Quando la creatura è uscita dall’uovo, non ho osato avvicinarmi disarmata, ma ormai ci siamo abituati l’uno all’altra. Una volta ho sentito che un animale neonato identifica il primo essere vivente che vede come il suo genitore. Credo che sia ciò che è successo. Sono diventata la madre di un mostro.

Così sia. Gli dèi mi hanno rinnegata e l’uomo che amavo mi è stato portato via, quindi la Raia di un tempo è morta. Le vestigia della gioia e della tranquillità di Hathor sono svanite. Il mio cuore sta per riempirsi della possenza e della furia di Sekhmet e, con un mostro alle mie spalle e l’acciaio tra le mani, l’isola sta per assistere alla mia ira.

Nessuno mi porterà via qualcosa, mai più. Che sia un dio, una bestia o un mortale.

TAVOLETTA #30

Sono passati quattro anni da quando Nosti è andata perduta. Scoprii presto che John si era salvato e ci ritrovammo settimane dopo quel giorno, al villaggio dei Piedi Sabbiosi. Ai tempi in cui l’avevo appena conosciuto, avrei creduto che gli dèi l’avessero protetto. Ma ora so che non è così: John è riuscito a tornare da me perché è troppo forte per lasciarsi sconfiggere dall’isola.

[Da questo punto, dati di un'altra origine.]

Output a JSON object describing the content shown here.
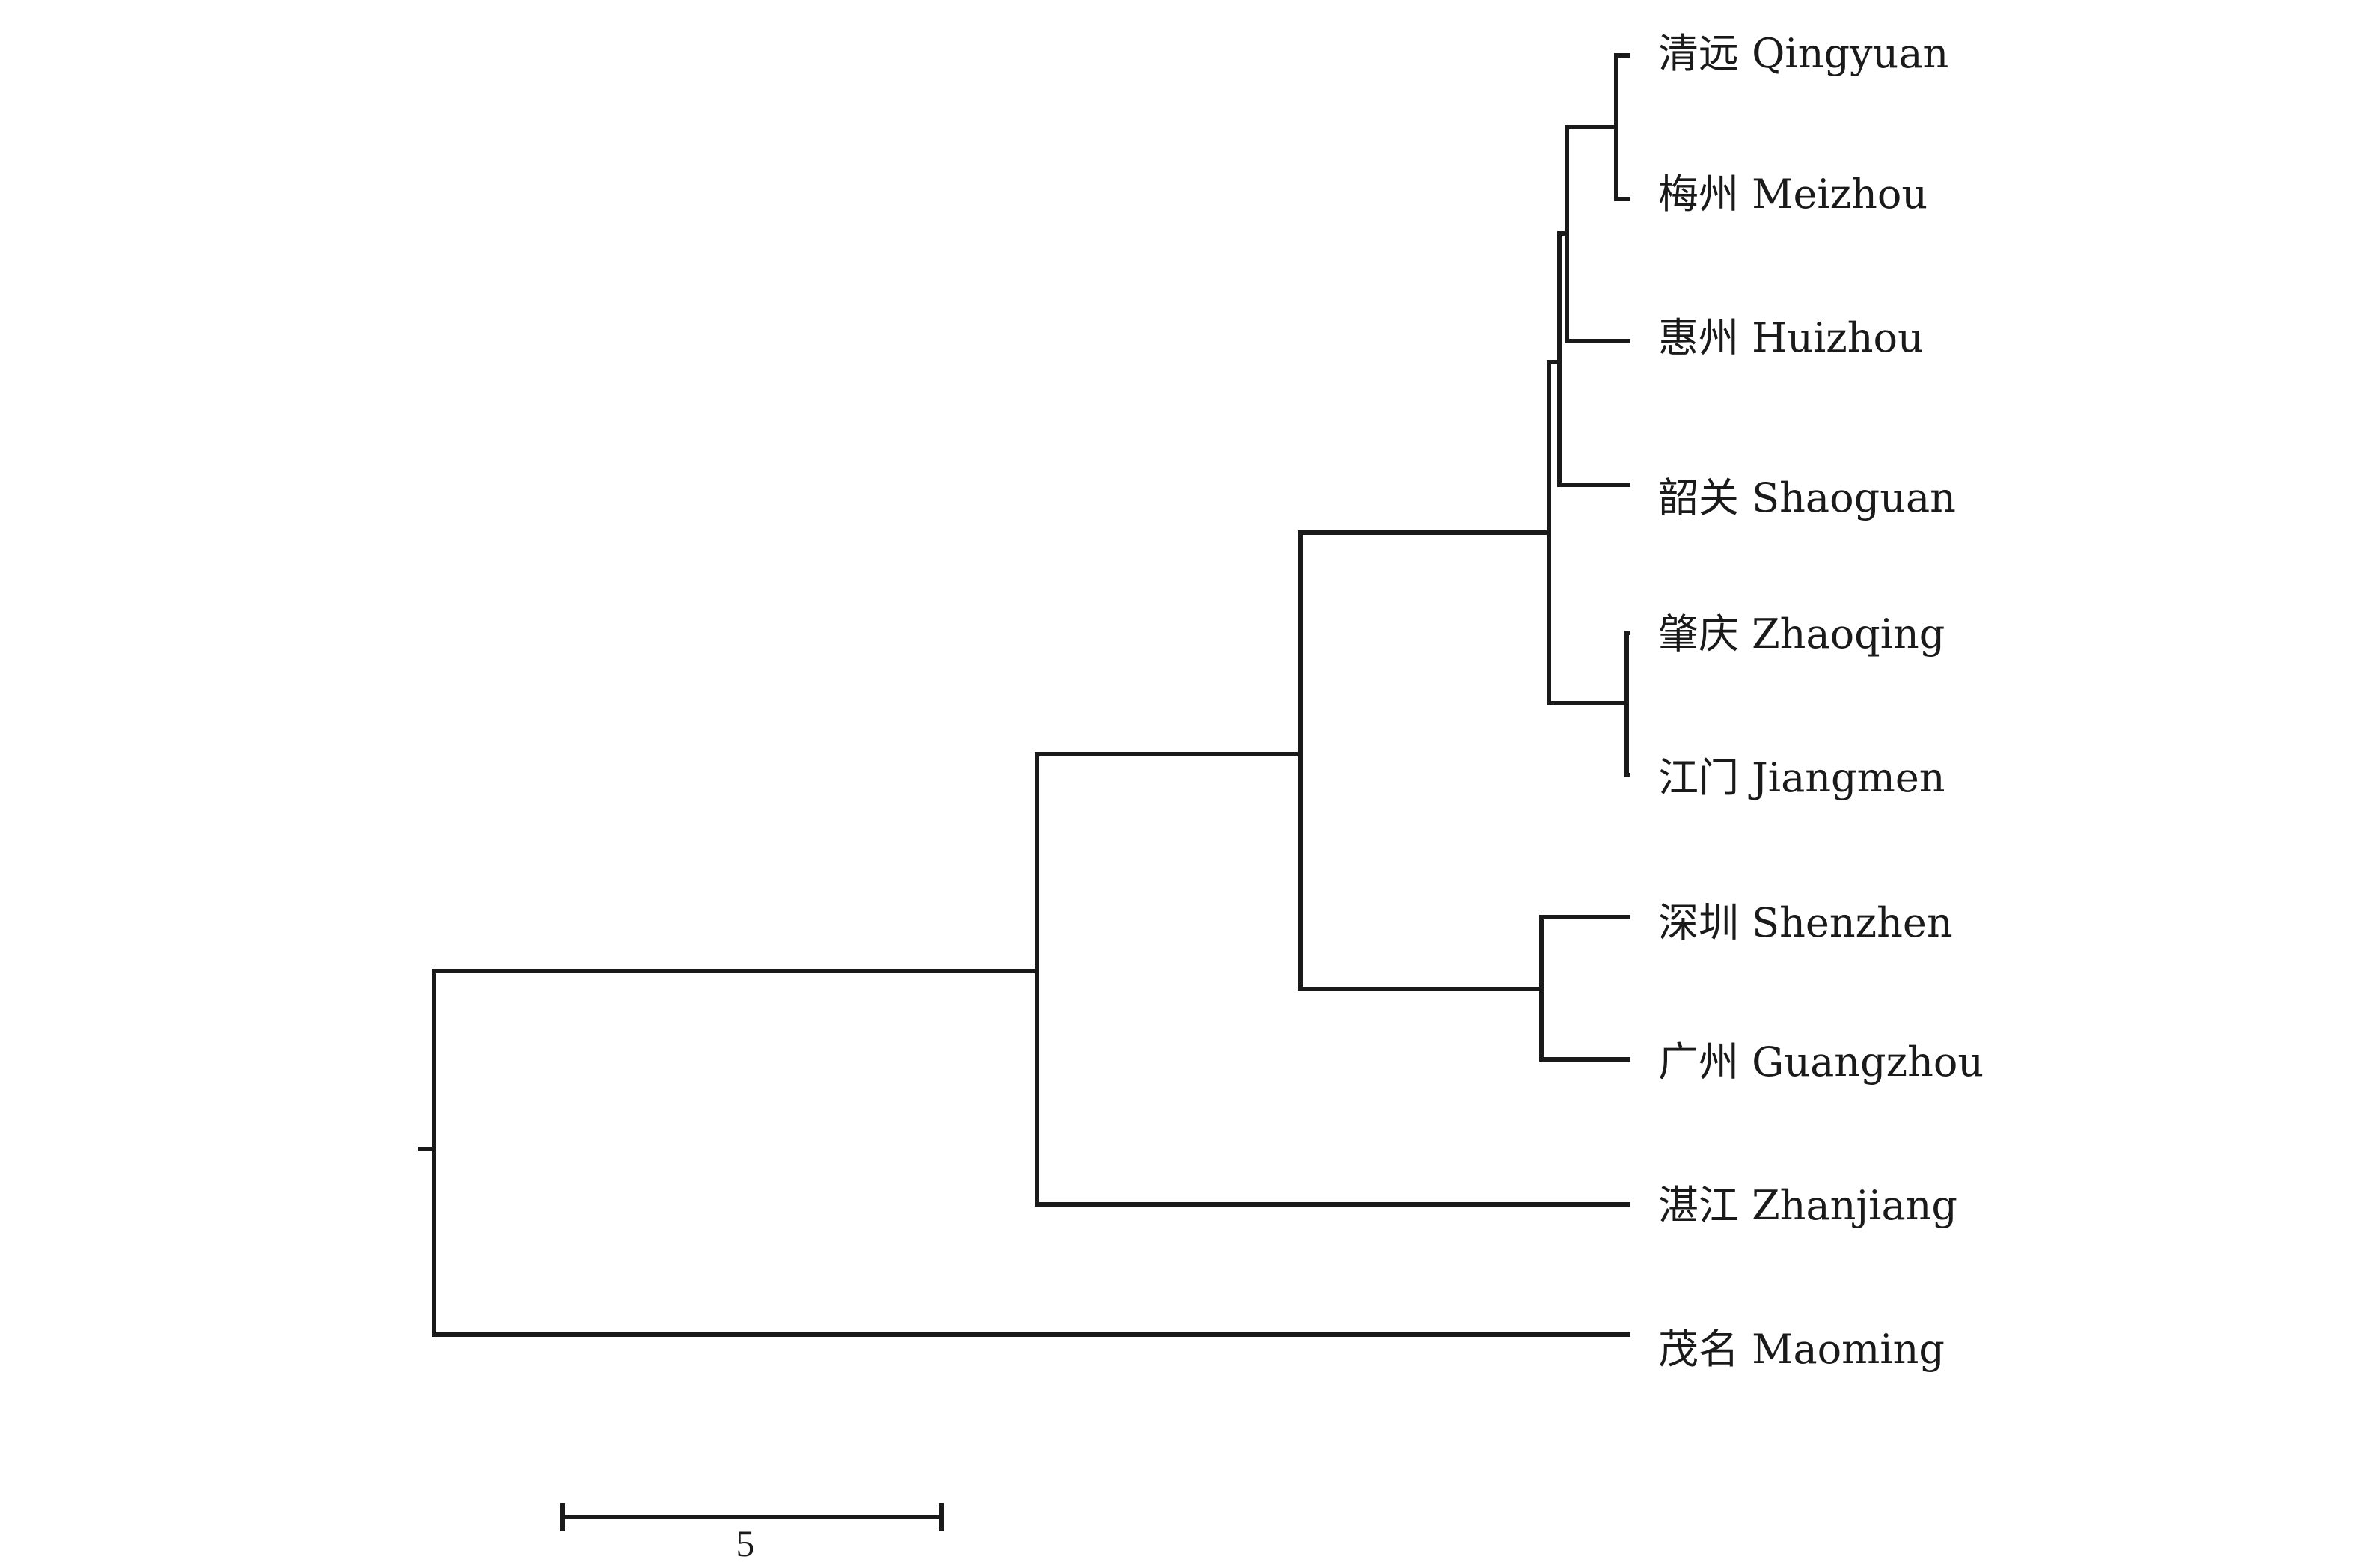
{
  "dendrogram": {
    "leaves": [
      {
        "key": "qingyuan",
        "label": "清远 Qingyuan"
      },
      {
        "key": "meizhou",
        "label": "梅州 Meizhou"
      },
      {
        "key": "huizhou",
        "label": "惠州 Huizhou"
      },
      {
        "key": "shaoguan",
        "label": "韶关 Shaoguan"
      },
      {
        "key": "zhaoqing",
        "label": "肇庆 Zhaoqing"
      },
      {
        "key": "jiangmen",
        "label": "江门 Jiangmen"
      },
      {
        "key": "shenzhen",
        "label": "深圳 Shenzhen"
      },
      {
        "key": "guangzhou",
        "label": "广州 Guangzhou"
      },
      {
        "key": "zhanjiang",
        "label": "湛江 Zhanjiang"
      },
      {
        "key": "maoming",
        "label": "茂名 Maoming"
      }
    ],
    "scale_bar": {
      "value": 5,
      "label": "5"
    },
    "line_color": "#1a1a1a"
  }
}
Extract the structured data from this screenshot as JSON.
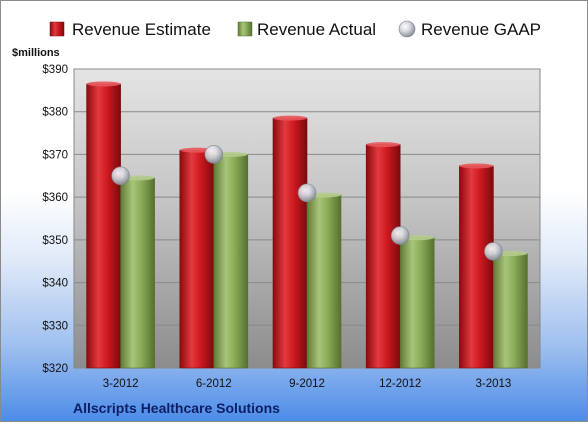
{
  "chart_data": {
    "type": "bar",
    "categories": [
      "3-2012",
      "6-2012",
      "9-2012",
      "12-2012",
      "3-2013"
    ],
    "series": [
      {
        "name": "Revenue Estimate",
        "values": [
          386.5,
          371.0,
          378.5,
          372.3,
          367.3
        ],
        "color": "#d4141c"
      },
      {
        "name": "Revenue Actual",
        "values": [
          364.5,
          370.0,
          360.5,
          350.5,
          346.8
        ],
        "color": "#8cad5a"
      }
    ],
    "markers": [
      {
        "name": "Revenue GAAP",
        "values": [
          365.0,
          370.0,
          361.0,
          351.0,
          347.3
        ],
        "color": "#b8bcc4"
      }
    ],
    "ylabel": "$millions",
    "ylim": [
      320,
      390
    ],
    "yticks": [
      320,
      330,
      340,
      350,
      360,
      370,
      380,
      390
    ],
    "ytick_labels": [
      "$320",
      "$330",
      "$340",
      "$350",
      "$360",
      "$370",
      "$380",
      "$390"
    ],
    "grid": true,
    "legend_position": "top",
    "company": "Allscripts Healthcare Solutions"
  }
}
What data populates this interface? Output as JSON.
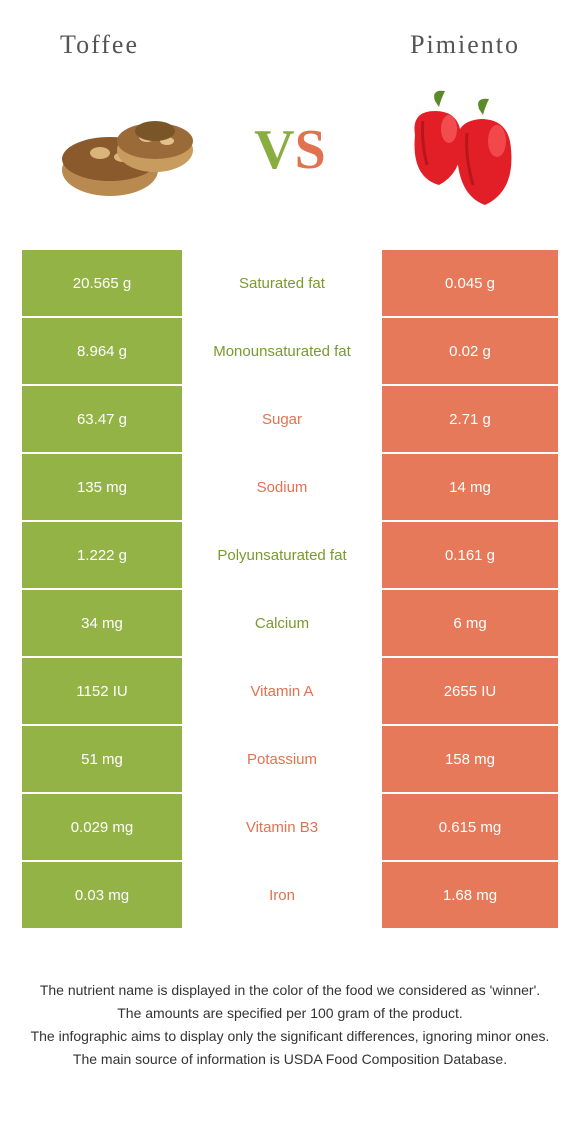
{
  "colors": {
    "left": "#94b347",
    "right": "#e5795a",
    "left_text": "#7a9a2e",
    "right_text": "#e2724f"
  },
  "header": {
    "left_title": "Toffee",
    "right_title": "Pimiento"
  },
  "vs": {
    "v": "V",
    "s": "S"
  },
  "rows": [
    {
      "left": "20.565 g",
      "label": "Saturated fat",
      "right": "0.045 g",
      "winner": "left"
    },
    {
      "left": "8.964 g",
      "label": "Monounsaturated fat",
      "right": "0.02 g",
      "winner": "left"
    },
    {
      "left": "63.47 g",
      "label": "Sugar",
      "right": "2.71 g",
      "winner": "right"
    },
    {
      "left": "135 mg",
      "label": "Sodium",
      "right": "14 mg",
      "winner": "right"
    },
    {
      "left": "1.222 g",
      "label": "Polyunsaturated fat",
      "right": "0.161 g",
      "winner": "left"
    },
    {
      "left": "34 mg",
      "label": "Calcium",
      "right": "6 mg",
      "winner": "left"
    },
    {
      "left": "1152 IU",
      "label": "Vitamin A",
      "right": "2655 IU",
      "winner": "right"
    },
    {
      "left": "51 mg",
      "label": "Potassium",
      "right": "158 mg",
      "winner": "right"
    },
    {
      "left": "0.029 mg",
      "label": "Vitamin B3",
      "right": "0.615 mg",
      "winner": "right"
    },
    {
      "left": "0.03 mg",
      "label": "Iron",
      "right": "1.68 mg",
      "winner": "right"
    }
  ],
  "footer": {
    "line1": "The nutrient name is displayed in the color of the food we considered as 'winner'.",
    "line2": "The amounts are specified per 100 gram of the product.",
    "line3": "The infographic aims to display only the significant differences, ignoring minor ones.",
    "line4": "The main source of information is USDA Food Composition Database."
  }
}
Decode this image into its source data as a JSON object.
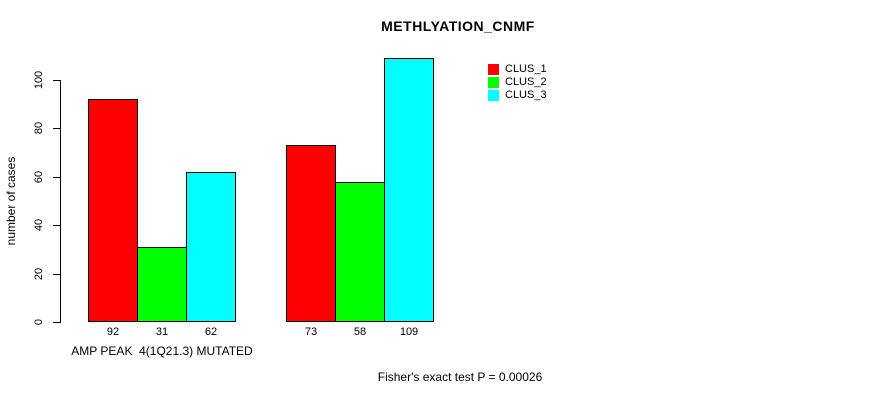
{
  "chart_data": {
    "type": "bar",
    "title": "METHLYATION_CNMF",
    "ylabel": "number of cases",
    "xlabel": "",
    "categories": [
      "AMP PEAK  4(1Q21.3) MUTATED",
      ""
    ],
    "series": [
      {
        "name": "CLUS_1",
        "color": "#ff0000",
        "values": [
          92,
          73
        ]
      },
      {
        "name": "CLUS_2",
        "color": "#00ff00",
        "values": [
          31,
          58
        ]
      },
      {
        "name": "CLUS_3",
        "color": "#00ffff",
        "values": [
          62,
          109
        ]
      }
    ],
    "yticks": [
      0,
      20,
      40,
      60,
      80,
      100
    ],
    "ylim": [
      0,
      110
    ],
    "grid": false,
    "legend_position": "top-right",
    "bar_border_color": "#000000",
    "annotation": "Fisher's exact test P = 0.00026"
  }
}
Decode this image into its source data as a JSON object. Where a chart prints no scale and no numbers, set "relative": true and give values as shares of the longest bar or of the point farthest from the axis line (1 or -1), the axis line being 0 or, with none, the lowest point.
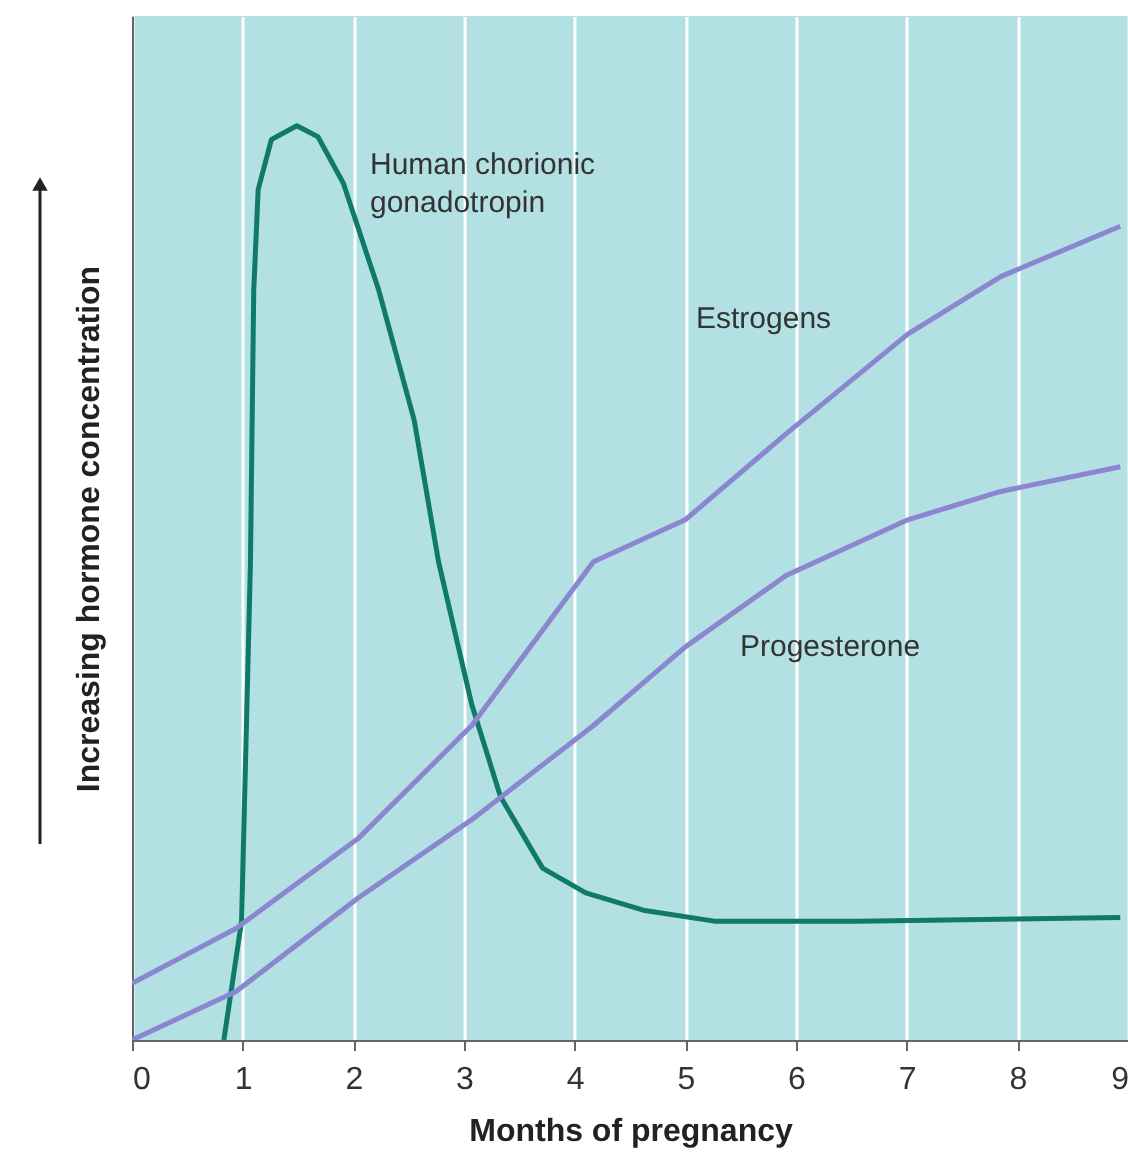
{
  "chart_data": {
    "type": "line",
    "xlabel": "Months of pregnancy",
    "ylabel": "Increasing hormone concentration",
    "relative": true,
    "xlim": [
      0,
      9
    ],
    "xticks": [
      0,
      1,
      2,
      3,
      4,
      5,
      6,
      7,
      8,
      9
    ],
    "grid": "x",
    "series": [
      {
        "name": "Human chorionic\ngonadotropin",
        "color": "#0f7a66",
        "x": [
          0.83,
          0.99,
          1.07,
          1.1,
          1.14,
          1.26,
          1.49,
          1.68,
          1.91,
          2.23,
          2.55,
          2.77,
          3.07,
          3.33,
          3.71,
          4.1,
          4.62,
          5.26,
          6.56,
          8.93
        ],
        "values": [
          0,
          0.13,
          0.52,
          0.82,
          0.93,
          0.985,
          1.0,
          0.988,
          0.937,
          0.82,
          0.678,
          0.523,
          0.367,
          0.266,
          0.188,
          0.161,
          0.142,
          0.13,
          0.13,
          0.134
        ]
      },
      {
        "name": "Estrogens",
        "color": "#8a86d0",
        "x": [
          0,
          0.94,
          2.04,
          3.07,
          4.17,
          5.0,
          5.91,
          7.01,
          7.85,
          8.93
        ],
        "values": [
          0.062,
          0.122,
          0.22,
          0.344,
          0.523,
          0.569,
          0.663,
          0.772,
          0.835,
          0.89
        ]
      },
      {
        "name": "Progesterone",
        "color": "#8a86d0",
        "x": [
          0,
          0.94,
          2.04,
          3.07,
          4.17,
          5.0,
          5.91,
          7.01,
          7.85,
          8.93
        ],
        "values": [
          0,
          0.053,
          0.155,
          0.241,
          0.344,
          0.43,
          0.508,
          0.569,
          0.6,
          0.627
        ]
      }
    ]
  }
}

Fu difficile ricominciare da soli, ma ora abbiamo un futuro assicurato. Ora John è un cacciatore in affari coi nativi, mentre io ho unito i loro insegnamenti e la mia conoscenza nella medicina per diventare una guaritrice. La nostra vita nel deserto è serena, assieme al mio leale mostro e alle nostre creature velenose. Ma l’ira risiede ancora in me.

Un nuovo pericolo incombe sulla gente di quest’isola spietata: la guerra contro la Nuova Legione. Accade sempre più spesso che io e John incontriamo alcuni dei loro uomini in giro per il deserto. Feci voto che nessuno mi avrebbe più sottratto nulla, ho intenzione di mantenere la parola. Se cercheranno di portarci via la pace, non li risparmieremo.